Dr Kieran McCafferty, Consultant Nephrologist at Barts Health NHS Trust, commented: “We know that the outcomes are worse for patients with diabetes who develop Covid and, as we see the number of infections rise again, it is vitally important that we explore all treatments that may help save lives. ”
The trail has been approved by the Medicines and Healthcare products Regulatory Agency (MHRA). The approval followed from new preclinical research which suggests that a glucose kinase activator (AZD1656) could help diabetes sufferers who are Covid-19 positive by dampening the overactive response of the immune system typically acute in those patients with raised blood glucose levels.

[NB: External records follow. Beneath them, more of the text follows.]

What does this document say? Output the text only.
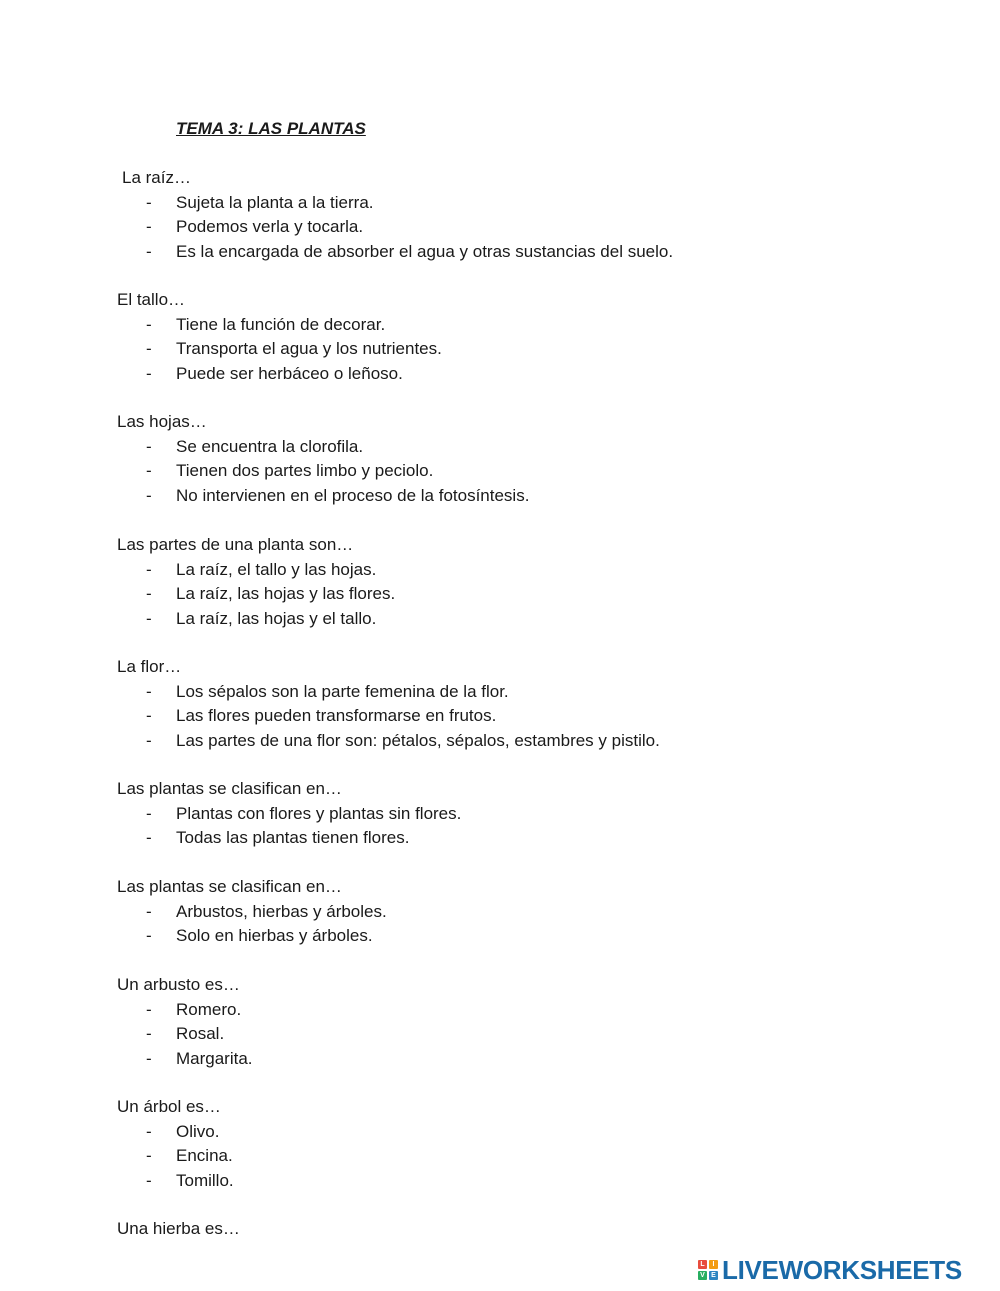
TEMA 3: LAS PLANTAS
La raíz…
- Sujeta la planta a la tierra.
- Podemos verla y tocarla.
- Es la encargada de absorber el agua y otras sustancias del suelo.
El tallo…
- Tiene la función de decorar.
- Transporta el agua y los nutrientes.
- Puede ser herbáceo o leñoso.
Las hojas…
- Se encuentra la clorofila.
- Tienen dos partes limbo y peciolo.
- No intervienen en el proceso de la fotosíntesis.
Las partes de una planta son…
- La raíz, el tallo y las hojas.
- La raíz, las hojas y las flores.
- La raíz, las hojas y el tallo.
La flor…
- Los sépalos son la parte femenina de la flor.
- Las flores pueden transformarse en frutos.
- Las partes de una flor son: pétalos, sépalos, estambres y pistilo.
Las plantas se clasifican en…
- Plantas con flores y plantas sin flores.
- Todas las plantas tienen flores.
Las plantas se clasifican en…
- Arbustos, hierbas y árboles.
- Solo en hierbas y árboles.
Un arbusto es…
- Romero.
- Rosal.
- Margarita.
Un árbol es…
- Olivo.
- Encina.
- Tomillo.
Una hierba es…
L	I
V E LIVEWORKSHEETS
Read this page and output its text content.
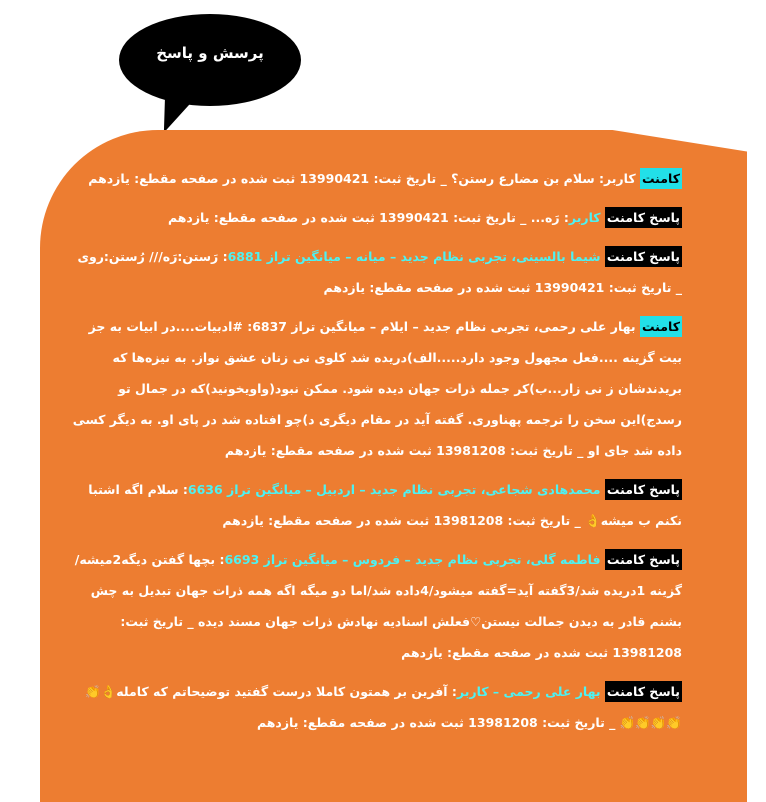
پرسش و پاسخ
کامنت کاربر: سلام بن مضارع رستن؟ _ تاریخ ثبت: 13990421 ثبت شده در صفحه مقطع: یازدهم
پاسخ کامنت کاربر: رَه... _ تاریخ ثبت: 13990421 ثبت شده در صفحه مقطع: یازدهم
پاسخ کامنت شیما بالسینی، تجربی نظام جدید – میانه – میانگین تراز 6881: رَستن:رَه/// رُستن:روی _ تاریخ ثبت: 13990421 ثبت شده در صفحه مقطع: یازدهم
کامنت بهار علی رحمی، تجربی نظام جدید – ایلام – میانگین تراز 6837: #ادبیات....در ابیات به جز بیت گزینه ....فعل مجهول وجود دارد.....الف)دریده شد کلوی نی زنان عشق نواز. به نیزه‌ها که بریدندشان ز نی زار...ب)کر جمله ذرات جهان دیده شود. ممکن نبود(واویخونید)که در جمال تو رسدج)این سخن را ترجمه پهناوری. گفته آید در مقام دیگری د)چو افتاده شد در پای او. به دیگر کسی داده شد جای او _ تاریخ ثبت: 13981208 ثبت شده در صفحه مقطع: یازدهم
پاسخ کامنت محمدهادی شجاعی، تجربی نظام جدید – اردبیل – میانگین تراز 6636: سلام اگه اشتبا نکنم ب میشه👌 _ تاریخ ثبت: 13981208 ثبت شده در صفحه مقطع: یازدهم
پاسخ کامنت فاطمه گلی، تجربی نظام جدید – فردوس – میانگین تراز 6693: بچها گفتن دیگه2میشه/گزینه 1دریده شد/3گفته آید=گفته میشود/4داده شد/اما دو میگه اگه همه ذرات جهان تبدیل به چش بشنم قادر به دیدن جمالت نیستن♡فعلش اسنادیه نهادش ذرات جهان مسند دیده _ تاریخ ثبت: 13981208 ثبت شده در صفحه مقطع: یازدهم
پاسخ کامنت بهار علی رحمی – کاربر: آفرین بر همتون کاملا درست گفتید توضیحاتم که کامله👌👏👏👏👏👏 _ تاریخ ثبت: 13981208 ثبت شده در صفحه مقطع: یازدهم
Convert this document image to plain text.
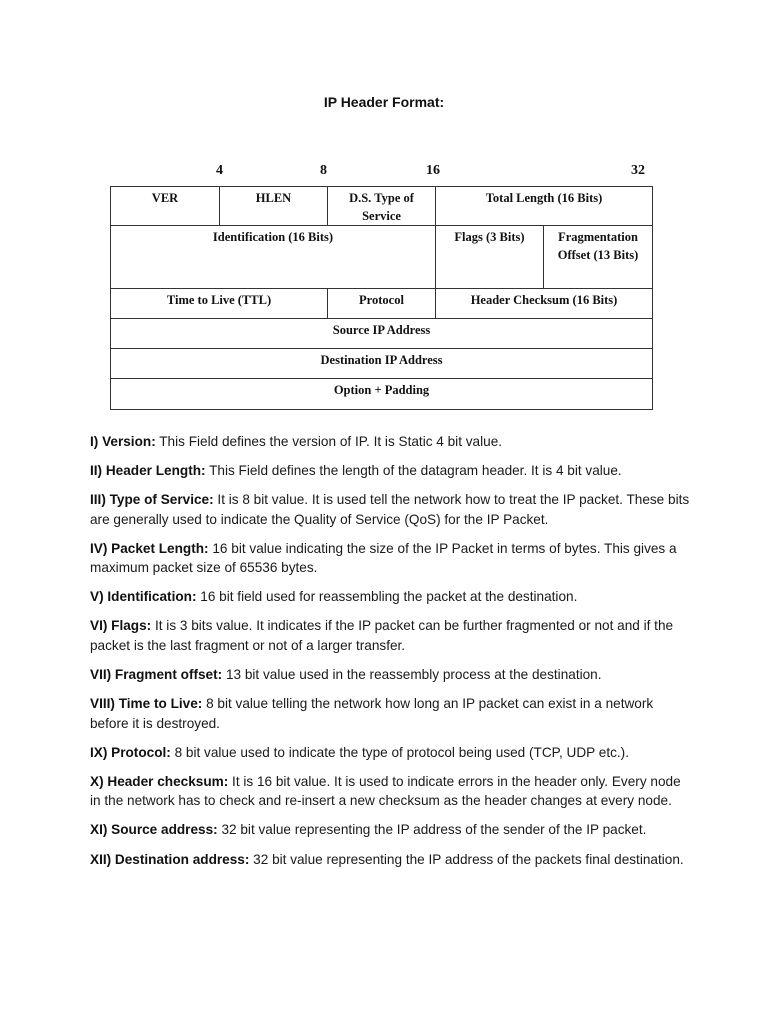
IP Header Format:
4	8	16	32
VER	HLEN	D.S. Type of Service	Total Length (16 Bits)	
Identification (16 Bits)			Flags (3 Bits)	Fragmentation Offset (13 Bits)
Time to Live (TTL)		Protocol	Header Checksum (16 Bits)	
Source IP Address				
Destination IP Address				
Option + Padding				

I) Version: This Field defines the version of IP. It is Static 4 bit value.

II) Header Length: This Field defines the length of the datagram header. It is 4 bit value.

III) Type of Service: It is 8 bit value. It is used tell the network how to treat the IP packet. These bits are generally used to indicate the Quality of Service (QoS) for the IP Packet.

IV) Packet Length: 16 bit value indicating the size of the IP Packet in terms of bytes. This gives a maximum packet size of 65536 bytes.

V) Identification: 16 bit field used for reassembling the packet at the destination.

VI) Flags: It is 3 bits value. It indicates if the IP packet can be further fragmented or not and if the packet is the last fragment or not of a larger transfer.

VII) Fragment offset: 13 bit value used in the reassembly process at the destination.

VIII) Time to Live: 8 bit value telling the network how long an IP packet can exist in a network before it is destroyed.

IX) Protocol: 8 bit value used to indicate the type of protocol being used (TCP, UDP etc.).

X) Header checksum: It is 16 bit value. It is used to indicate errors in the header only. Every node in the network has to check and re-insert a new checksum as the header changes at every node.

XI) Source address: 32 bit value representing the IP address of the sender of the IP packet.

XII) Destination address: 32 bit value representing the IP address of the packets final destination.
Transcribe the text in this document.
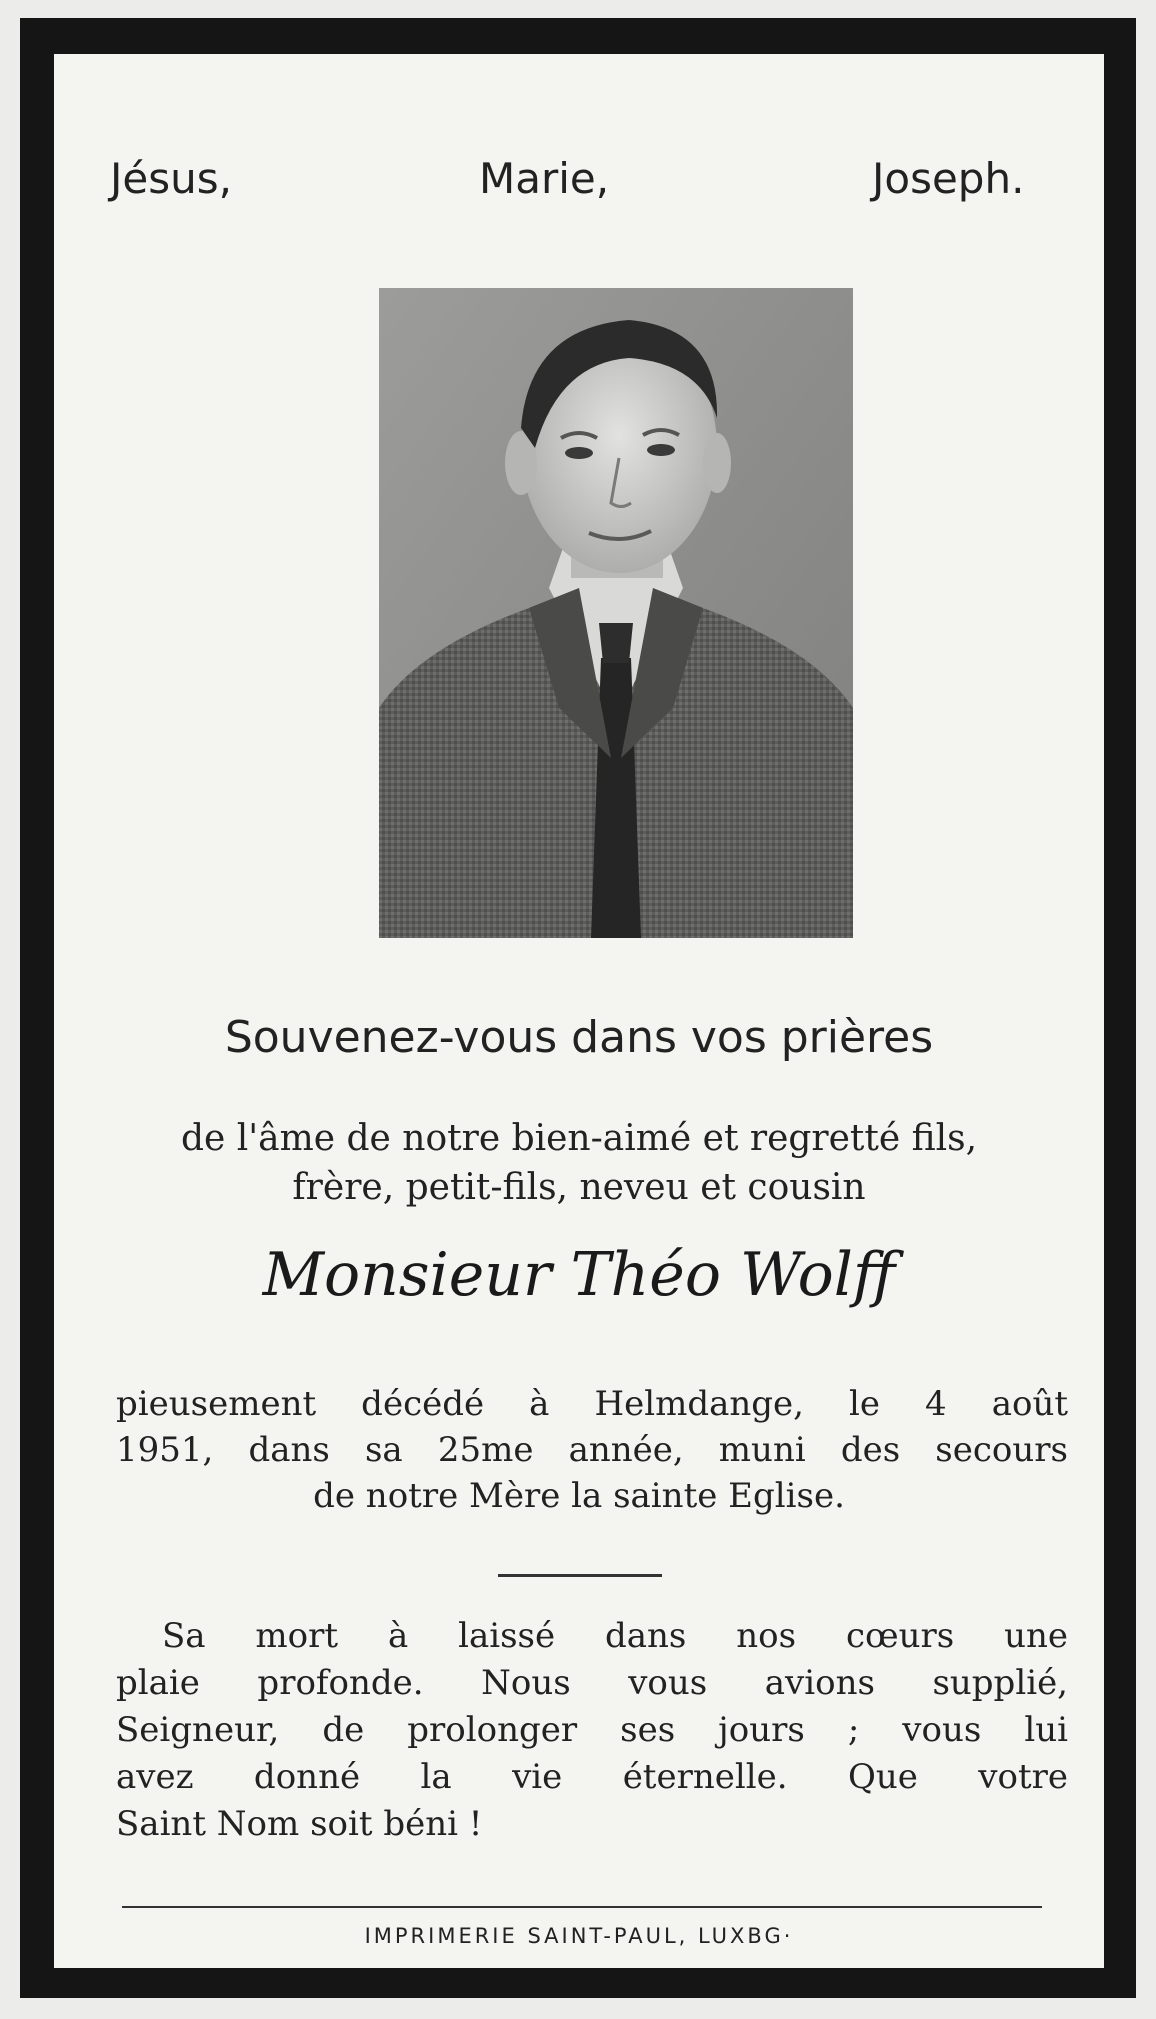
Jésus,	Marie,	Joseph.
Souvenez-vous dans vos prières
de l'âme de notre bien-aimé et regretté fils,
frère, petit-fils, neveu et cousin
Monsieur Théo Wolff
pieusement décédé à Helmdange, le 4 août
1951, dans sa 25me année, muni des secours
de notre Mère la sainte Eglise.
Sa mort à laissé dans nos cœurs une
plaie profonde. Nous vous avions supplié,
Seigneur, de prolonger ses jours ; vous lui
avez donné la vie éternelle. Que votre
Saint Nom soit béni !
IMPRIMERIE SAINT-PAUL, LUXBG·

The trial will involve hospitalised patients with mild to moderate Covid-19 symptoms and, if successful, the compound could be prescribed by a GP for people with diabetes presenting with early Covid-19 symptoms.
Professor Chris Evans, Chairman and CEO of Excalibur Healthcare Services, stated: “All of us supporting this trial recognise this drug has the potential to make a huge difference to people with diabetes who are unfortunate enough to contract coronavirus and we foresee a significant impact on the level of fatalities in the future. Treatments such as this could be vital as we are likely to be living with this horrific virus for some time to come.
The trial was arranged and structured by Professor Evans through a new vehicle: Excalibur Medicines Ltd, which brought together the scientific intellectual property, international funding and a world-leading team to drive the project forward.
Initially, the drug was developed by Astra Zeneca, which agreed to provide substance for the trial. Meanwhile, St George Street is leading the clinical trial.
The trial, which is named ARCADIA, will commence after having sourced investment from Mubadala of Abu Dhabi. This is in addition to funding secured from the UK Government through the UKRI/Innovate UK programme. With this funding, the trial can go ahead with 150 patients over a four-month timeframe at multiple sites in the UK.